Cell Death Dis. 2017 Feb 23 ;8(2):e2625. Epub 2017 Feb 23. PMID: 28230856
Hexokinase-II (HK-II) and dynamin-related protein 1 (Drp1) regulate mitochondrial function differently. This study was designed to investigate the cardioprotective effect of ginsenoside Rg5 (Rg5) with emphasis on the regulation of mitochondrial HK-II and Drp1. Saturated acid palmitate (PA) stimulation increased lactate accumulation and induced cellular acidification by impairing the activity of pyruvate dehydrogenase (PDH) in cardiomyocytes, leading to HK-II dissociation from mitochondria.
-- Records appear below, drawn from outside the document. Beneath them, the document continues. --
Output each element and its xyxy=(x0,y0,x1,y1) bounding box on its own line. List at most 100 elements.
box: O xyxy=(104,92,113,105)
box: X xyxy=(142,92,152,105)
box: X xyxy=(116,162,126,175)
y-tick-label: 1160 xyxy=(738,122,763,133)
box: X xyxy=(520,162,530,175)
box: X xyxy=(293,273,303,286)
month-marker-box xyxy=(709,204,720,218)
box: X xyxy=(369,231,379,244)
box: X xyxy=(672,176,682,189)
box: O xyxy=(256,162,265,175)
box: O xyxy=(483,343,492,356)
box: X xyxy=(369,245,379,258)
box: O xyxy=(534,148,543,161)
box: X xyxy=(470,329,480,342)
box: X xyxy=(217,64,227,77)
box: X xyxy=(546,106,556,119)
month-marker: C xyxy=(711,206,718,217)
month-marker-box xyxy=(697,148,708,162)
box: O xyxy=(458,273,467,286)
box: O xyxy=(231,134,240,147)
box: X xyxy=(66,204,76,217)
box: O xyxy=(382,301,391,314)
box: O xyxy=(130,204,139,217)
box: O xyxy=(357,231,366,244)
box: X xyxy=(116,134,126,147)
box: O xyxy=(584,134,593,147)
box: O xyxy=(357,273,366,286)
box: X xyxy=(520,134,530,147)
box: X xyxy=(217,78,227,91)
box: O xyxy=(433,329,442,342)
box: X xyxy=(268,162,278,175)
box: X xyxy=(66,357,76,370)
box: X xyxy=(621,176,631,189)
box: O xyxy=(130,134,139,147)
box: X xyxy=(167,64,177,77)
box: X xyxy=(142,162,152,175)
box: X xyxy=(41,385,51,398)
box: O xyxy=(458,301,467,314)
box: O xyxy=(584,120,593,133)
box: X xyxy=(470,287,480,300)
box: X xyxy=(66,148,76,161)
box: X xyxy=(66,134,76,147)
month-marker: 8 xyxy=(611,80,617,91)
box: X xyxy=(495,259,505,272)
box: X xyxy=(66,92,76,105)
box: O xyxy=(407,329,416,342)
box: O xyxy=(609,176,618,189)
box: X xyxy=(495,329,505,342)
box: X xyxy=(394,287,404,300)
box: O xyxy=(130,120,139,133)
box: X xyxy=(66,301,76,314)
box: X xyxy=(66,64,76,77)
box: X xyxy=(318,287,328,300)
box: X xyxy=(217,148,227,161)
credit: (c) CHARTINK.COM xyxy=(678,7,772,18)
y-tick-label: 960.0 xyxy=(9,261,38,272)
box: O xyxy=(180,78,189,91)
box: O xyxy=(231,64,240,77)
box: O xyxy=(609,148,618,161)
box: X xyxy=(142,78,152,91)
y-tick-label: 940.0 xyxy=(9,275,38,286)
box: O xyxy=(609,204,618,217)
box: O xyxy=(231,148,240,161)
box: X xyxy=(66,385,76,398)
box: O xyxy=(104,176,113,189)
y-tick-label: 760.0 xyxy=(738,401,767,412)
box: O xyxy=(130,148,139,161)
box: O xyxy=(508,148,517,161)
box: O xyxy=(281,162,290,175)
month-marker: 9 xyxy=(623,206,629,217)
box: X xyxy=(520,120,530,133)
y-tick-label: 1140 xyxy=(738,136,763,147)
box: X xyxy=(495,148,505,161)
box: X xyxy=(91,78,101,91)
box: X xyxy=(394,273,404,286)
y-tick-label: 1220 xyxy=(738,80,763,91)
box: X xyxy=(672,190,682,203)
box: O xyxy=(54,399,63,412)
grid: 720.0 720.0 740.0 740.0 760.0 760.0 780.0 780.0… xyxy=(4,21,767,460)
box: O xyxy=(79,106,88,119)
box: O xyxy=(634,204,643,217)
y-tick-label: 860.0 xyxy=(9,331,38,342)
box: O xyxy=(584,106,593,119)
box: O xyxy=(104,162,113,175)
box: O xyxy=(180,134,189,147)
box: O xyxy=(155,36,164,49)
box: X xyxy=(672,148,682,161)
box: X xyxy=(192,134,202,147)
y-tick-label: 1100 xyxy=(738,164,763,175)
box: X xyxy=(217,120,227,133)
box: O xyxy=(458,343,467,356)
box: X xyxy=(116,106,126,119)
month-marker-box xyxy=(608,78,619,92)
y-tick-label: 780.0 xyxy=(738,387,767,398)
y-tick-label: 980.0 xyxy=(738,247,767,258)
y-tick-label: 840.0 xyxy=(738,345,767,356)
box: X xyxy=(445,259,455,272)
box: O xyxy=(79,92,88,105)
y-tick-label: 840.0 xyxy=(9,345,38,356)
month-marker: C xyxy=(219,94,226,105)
Rg5 improved PDH activity and prevented cellular acidification by combating fatty-acid oxidation, contributing to protecting mitochondrial HK-II. HK-II binding to mitochondria prevented mitochondrial Drp1 recruitment, whereas Drp1 activation decreased the content of mitochondrial HK-II, demonstrating the reciprocal control for binding to mitochondria. Rg5 promoted Akt translocation to mitochondria and increased HK-II binding to mitochondria while coordinately suppressing Drp1 recruitment and mitochondrial fission. Akt inhibitor triciribine or knockdown of Akt with small interfering RNA diminished the effects of Rg5, indicating that Rg5 inhibited Drp1 activation and promoted HK-II mitochondrial binding through Akt activation. Rg5 prevented the opening of mitochondrial permeability transition pore and increased ATP production, resultantly increasing cardiomyocyte resistance to hypoxia/reoxygenation injury. Meanwhile, Rg5 prevented cell apoptosis with increased HK-II binding and reduced Drp1 recruitment to mitochondria in isoproterenol-induced ischemic heart of mice. Taken together, these findings not only established a previously unrecognized role of ginsenosides in cardioprotection but also suggest that mitochondrial HK-II binding and Drp1 recruitment could be targeted therapeutically to prevent ischemic injury in the heart.